O Ministério Público Eleitoral (MPE) protocolou uma tréplica no Tribunal Regional Eleitoral da Paraíba (TRE-PB) contra os argumentos apresentados pela defesa de Vitor Hugo (MDB) na Ação de Impugnação de Registro de Candidatura (AIRC). O órgão rejeitou as preliminares levantadas pelos advogados e defendeu a legitimidade das provas obtidas nas investigações envolvendo o ex-prefeito de Cabedelo.
Segundo o MPE, a impugnação não cria uma nova hipótese de inelegibilidade e também não depende de condenação penal definitiva. Para a Procuradoria Regional Eleitoral, os documentos, dados financeiros e depoimentos reunidos no processo demonstram, de forma convergente, um vínculo consciente entre a estrutura política do candidato e a facção criminosa investigada.
“Se examina se o conjunto probatório demonstra, com segurança compatível com a gravidade da consequência pretendida, o vínculo consciente constitucionalmente relevante com a organização criminosa armada. A prova se contenta com a demonstração de que determinado candidato é apoiado (favorecido) conscientemente por facção criminosa armada”, afirmou o procurador regional eleitoral Marcos Queiroga na manifestação.

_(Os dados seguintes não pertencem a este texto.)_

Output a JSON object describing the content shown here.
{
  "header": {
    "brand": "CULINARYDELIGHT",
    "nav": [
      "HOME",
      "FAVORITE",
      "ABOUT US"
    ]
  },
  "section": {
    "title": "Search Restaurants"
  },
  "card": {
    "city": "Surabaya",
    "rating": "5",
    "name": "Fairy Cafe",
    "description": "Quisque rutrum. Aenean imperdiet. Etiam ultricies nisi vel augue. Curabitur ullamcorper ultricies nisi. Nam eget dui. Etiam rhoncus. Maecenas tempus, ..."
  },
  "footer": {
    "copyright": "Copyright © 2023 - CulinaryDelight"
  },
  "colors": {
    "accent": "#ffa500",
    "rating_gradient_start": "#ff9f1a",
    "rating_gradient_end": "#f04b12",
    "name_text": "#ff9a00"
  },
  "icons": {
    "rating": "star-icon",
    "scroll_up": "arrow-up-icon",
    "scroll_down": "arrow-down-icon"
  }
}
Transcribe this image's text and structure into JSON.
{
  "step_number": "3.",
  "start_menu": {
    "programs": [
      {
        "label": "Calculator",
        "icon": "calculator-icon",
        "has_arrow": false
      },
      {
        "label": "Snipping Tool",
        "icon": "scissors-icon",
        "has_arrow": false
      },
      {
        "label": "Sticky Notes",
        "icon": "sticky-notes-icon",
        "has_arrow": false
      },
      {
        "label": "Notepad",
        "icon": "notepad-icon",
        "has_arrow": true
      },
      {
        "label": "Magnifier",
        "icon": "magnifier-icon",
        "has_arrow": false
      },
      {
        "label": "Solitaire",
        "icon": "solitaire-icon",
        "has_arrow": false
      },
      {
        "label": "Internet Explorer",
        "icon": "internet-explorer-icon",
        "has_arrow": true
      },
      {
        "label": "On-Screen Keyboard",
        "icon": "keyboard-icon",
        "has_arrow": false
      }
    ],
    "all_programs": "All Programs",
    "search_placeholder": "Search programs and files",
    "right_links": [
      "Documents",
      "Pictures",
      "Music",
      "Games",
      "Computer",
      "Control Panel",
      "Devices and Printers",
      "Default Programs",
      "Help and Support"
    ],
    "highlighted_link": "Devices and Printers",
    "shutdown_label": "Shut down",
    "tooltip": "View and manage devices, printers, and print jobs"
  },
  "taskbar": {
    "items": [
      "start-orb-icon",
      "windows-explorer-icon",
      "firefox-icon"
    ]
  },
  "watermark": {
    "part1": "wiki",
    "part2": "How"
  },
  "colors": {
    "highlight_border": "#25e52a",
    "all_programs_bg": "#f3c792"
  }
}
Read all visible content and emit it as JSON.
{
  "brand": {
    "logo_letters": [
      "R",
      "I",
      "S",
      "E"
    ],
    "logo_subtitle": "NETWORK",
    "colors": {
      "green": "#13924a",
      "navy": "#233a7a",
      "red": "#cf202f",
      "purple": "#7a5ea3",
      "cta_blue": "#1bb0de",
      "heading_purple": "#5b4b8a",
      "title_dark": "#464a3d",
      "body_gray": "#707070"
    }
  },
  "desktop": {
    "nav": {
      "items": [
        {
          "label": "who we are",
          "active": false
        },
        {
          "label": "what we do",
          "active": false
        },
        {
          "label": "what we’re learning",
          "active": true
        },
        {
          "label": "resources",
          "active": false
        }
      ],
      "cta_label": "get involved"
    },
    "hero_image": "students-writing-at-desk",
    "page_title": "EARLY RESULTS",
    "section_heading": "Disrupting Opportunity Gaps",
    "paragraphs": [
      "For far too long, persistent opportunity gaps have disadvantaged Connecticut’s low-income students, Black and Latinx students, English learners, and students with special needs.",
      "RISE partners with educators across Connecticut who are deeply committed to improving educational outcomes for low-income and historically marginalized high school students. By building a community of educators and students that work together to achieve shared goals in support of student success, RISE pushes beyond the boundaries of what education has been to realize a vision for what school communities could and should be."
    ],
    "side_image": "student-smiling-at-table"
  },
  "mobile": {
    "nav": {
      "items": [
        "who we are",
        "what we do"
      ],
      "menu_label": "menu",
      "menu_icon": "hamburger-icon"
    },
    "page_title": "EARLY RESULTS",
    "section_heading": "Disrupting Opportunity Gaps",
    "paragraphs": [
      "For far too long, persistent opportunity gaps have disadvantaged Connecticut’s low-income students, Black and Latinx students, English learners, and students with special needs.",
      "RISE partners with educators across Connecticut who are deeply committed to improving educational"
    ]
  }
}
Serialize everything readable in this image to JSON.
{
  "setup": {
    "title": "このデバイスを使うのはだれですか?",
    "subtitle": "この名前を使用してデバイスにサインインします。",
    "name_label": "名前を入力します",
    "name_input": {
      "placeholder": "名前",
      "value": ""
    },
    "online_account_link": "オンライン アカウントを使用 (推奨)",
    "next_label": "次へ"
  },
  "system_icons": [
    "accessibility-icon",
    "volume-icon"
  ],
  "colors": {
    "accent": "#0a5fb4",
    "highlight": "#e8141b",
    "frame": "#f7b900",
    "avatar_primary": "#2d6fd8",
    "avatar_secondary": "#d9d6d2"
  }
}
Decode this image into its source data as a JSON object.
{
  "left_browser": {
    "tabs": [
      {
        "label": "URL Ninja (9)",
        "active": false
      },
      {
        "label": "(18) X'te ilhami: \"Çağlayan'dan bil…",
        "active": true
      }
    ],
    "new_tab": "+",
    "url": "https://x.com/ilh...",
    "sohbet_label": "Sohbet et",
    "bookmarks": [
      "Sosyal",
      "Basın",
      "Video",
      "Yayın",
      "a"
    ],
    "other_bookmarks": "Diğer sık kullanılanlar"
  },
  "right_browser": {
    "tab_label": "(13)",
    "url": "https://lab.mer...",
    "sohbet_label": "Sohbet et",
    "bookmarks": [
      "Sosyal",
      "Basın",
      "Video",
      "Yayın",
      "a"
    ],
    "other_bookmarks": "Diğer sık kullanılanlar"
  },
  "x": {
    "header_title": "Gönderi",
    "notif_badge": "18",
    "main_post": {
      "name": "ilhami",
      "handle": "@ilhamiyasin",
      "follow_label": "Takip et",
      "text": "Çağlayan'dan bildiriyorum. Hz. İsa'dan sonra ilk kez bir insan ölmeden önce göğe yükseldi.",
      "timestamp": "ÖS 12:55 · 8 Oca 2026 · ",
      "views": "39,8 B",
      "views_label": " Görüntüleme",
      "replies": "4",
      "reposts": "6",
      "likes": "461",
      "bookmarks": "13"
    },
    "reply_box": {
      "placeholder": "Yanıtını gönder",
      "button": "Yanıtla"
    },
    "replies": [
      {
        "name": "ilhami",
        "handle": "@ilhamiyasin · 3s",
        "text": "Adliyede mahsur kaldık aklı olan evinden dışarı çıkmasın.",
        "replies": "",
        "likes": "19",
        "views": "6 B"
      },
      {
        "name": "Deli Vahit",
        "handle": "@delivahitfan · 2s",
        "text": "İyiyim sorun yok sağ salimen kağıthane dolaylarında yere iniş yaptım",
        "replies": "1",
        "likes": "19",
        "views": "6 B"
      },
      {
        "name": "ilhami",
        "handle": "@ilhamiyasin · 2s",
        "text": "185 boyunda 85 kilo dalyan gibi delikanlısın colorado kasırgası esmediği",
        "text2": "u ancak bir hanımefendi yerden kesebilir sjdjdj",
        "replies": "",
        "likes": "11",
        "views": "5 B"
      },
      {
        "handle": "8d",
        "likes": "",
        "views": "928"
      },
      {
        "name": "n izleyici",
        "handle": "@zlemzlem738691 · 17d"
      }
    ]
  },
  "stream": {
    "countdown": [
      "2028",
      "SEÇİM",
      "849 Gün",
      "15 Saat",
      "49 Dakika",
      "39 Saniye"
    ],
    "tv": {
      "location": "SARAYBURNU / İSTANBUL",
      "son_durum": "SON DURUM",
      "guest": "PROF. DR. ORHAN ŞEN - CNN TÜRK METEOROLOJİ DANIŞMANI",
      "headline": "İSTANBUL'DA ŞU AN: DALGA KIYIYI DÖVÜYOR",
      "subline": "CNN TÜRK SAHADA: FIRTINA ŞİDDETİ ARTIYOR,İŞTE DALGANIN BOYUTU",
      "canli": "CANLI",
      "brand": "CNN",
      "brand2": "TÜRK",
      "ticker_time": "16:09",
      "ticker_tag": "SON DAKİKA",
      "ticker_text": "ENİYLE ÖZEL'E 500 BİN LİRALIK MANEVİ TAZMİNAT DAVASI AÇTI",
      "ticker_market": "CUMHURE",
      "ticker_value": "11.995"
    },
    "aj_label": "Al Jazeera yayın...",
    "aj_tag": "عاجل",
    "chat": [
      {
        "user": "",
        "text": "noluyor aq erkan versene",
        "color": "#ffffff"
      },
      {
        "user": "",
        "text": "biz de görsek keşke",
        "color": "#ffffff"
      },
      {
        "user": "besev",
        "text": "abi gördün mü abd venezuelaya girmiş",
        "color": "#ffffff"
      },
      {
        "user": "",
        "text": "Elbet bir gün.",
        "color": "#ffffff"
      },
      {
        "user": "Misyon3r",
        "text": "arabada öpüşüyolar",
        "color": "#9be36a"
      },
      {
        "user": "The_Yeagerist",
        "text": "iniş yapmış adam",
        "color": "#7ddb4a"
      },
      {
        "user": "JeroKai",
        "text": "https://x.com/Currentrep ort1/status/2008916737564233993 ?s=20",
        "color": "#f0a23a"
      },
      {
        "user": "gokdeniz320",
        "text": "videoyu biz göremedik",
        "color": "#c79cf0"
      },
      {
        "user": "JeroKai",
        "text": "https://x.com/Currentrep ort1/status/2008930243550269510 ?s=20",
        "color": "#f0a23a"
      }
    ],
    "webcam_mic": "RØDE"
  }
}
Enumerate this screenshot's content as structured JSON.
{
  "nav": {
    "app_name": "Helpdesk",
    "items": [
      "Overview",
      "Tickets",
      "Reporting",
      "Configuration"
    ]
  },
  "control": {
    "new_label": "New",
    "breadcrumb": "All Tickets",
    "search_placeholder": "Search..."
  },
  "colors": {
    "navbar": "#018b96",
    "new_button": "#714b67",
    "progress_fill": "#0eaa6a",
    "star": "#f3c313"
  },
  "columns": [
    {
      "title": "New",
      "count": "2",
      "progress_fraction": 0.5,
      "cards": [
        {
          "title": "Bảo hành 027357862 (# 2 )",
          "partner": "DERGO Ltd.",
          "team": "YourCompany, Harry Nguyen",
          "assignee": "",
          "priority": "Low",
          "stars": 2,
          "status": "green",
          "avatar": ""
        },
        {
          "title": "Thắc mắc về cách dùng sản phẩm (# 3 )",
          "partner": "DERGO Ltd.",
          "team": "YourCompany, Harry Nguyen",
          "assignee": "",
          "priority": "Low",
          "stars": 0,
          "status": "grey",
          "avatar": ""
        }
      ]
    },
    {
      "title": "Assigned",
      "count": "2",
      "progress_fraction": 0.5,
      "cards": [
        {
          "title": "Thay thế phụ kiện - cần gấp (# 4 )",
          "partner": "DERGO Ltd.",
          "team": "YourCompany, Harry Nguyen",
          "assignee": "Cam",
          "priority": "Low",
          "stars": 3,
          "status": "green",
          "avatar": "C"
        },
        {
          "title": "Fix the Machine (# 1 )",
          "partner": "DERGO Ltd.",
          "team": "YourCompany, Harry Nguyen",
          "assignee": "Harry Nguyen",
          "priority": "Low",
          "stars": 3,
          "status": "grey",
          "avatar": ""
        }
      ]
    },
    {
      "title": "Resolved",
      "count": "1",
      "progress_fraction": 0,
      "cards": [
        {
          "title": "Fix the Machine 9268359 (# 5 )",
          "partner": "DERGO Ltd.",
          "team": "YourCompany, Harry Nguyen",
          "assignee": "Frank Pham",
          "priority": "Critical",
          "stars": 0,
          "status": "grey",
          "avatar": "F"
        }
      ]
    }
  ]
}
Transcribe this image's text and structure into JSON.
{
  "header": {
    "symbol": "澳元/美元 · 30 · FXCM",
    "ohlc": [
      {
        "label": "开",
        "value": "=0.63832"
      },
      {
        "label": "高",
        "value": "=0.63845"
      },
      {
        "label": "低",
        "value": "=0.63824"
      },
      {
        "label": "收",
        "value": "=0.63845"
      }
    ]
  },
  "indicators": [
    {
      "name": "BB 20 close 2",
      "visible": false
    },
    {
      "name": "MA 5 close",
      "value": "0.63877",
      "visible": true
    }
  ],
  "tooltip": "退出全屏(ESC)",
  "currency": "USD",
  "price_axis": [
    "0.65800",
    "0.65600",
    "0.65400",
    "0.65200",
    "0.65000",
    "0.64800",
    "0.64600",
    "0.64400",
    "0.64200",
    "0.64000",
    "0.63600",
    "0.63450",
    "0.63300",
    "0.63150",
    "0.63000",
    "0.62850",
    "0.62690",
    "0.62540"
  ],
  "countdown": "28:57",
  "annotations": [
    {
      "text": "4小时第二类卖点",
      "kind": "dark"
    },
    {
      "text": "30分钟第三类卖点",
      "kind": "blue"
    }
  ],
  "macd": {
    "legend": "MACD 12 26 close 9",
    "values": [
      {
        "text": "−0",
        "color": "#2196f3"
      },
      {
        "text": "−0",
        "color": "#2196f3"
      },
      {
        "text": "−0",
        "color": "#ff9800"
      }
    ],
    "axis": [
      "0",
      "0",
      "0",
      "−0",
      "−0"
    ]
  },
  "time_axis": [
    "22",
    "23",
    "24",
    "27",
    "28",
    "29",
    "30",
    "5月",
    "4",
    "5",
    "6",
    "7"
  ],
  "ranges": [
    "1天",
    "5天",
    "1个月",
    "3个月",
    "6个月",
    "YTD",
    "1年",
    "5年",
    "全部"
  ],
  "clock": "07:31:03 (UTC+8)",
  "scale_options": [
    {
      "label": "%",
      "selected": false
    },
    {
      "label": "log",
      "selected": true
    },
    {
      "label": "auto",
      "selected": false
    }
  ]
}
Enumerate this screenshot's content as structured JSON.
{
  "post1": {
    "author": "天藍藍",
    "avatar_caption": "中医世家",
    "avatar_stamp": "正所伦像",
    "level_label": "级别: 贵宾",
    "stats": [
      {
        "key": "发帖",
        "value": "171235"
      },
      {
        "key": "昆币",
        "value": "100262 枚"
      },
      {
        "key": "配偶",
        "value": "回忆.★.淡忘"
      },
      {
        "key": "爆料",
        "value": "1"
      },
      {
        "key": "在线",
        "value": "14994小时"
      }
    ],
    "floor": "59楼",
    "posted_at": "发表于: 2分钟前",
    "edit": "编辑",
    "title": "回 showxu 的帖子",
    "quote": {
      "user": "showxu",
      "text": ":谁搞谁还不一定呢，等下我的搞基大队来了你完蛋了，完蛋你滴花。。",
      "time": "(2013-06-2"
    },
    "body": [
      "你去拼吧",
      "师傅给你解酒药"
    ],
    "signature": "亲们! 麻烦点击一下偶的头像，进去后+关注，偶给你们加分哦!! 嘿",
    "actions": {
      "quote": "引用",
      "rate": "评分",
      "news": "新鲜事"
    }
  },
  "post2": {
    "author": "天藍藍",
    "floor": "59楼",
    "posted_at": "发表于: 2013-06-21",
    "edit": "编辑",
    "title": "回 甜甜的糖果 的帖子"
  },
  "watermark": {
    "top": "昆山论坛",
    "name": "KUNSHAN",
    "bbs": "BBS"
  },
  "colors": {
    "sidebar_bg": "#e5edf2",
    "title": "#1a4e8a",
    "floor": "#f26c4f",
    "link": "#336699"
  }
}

A Procuradoria Regional Eleitoral pediu ao relator do processo, juiz Kéops de Vasconcelos Amaral Vieira Pires, o indeferimento definitivo do requerimento de registro de candidatura de Vitor Hugo para as eleições de 2026.
O processo continua em análise no TRE-PB. O relator deverá avaliar os argumentos apresentados pela defesa e os pedidos formulados pelo Ministério Público Eleitoral.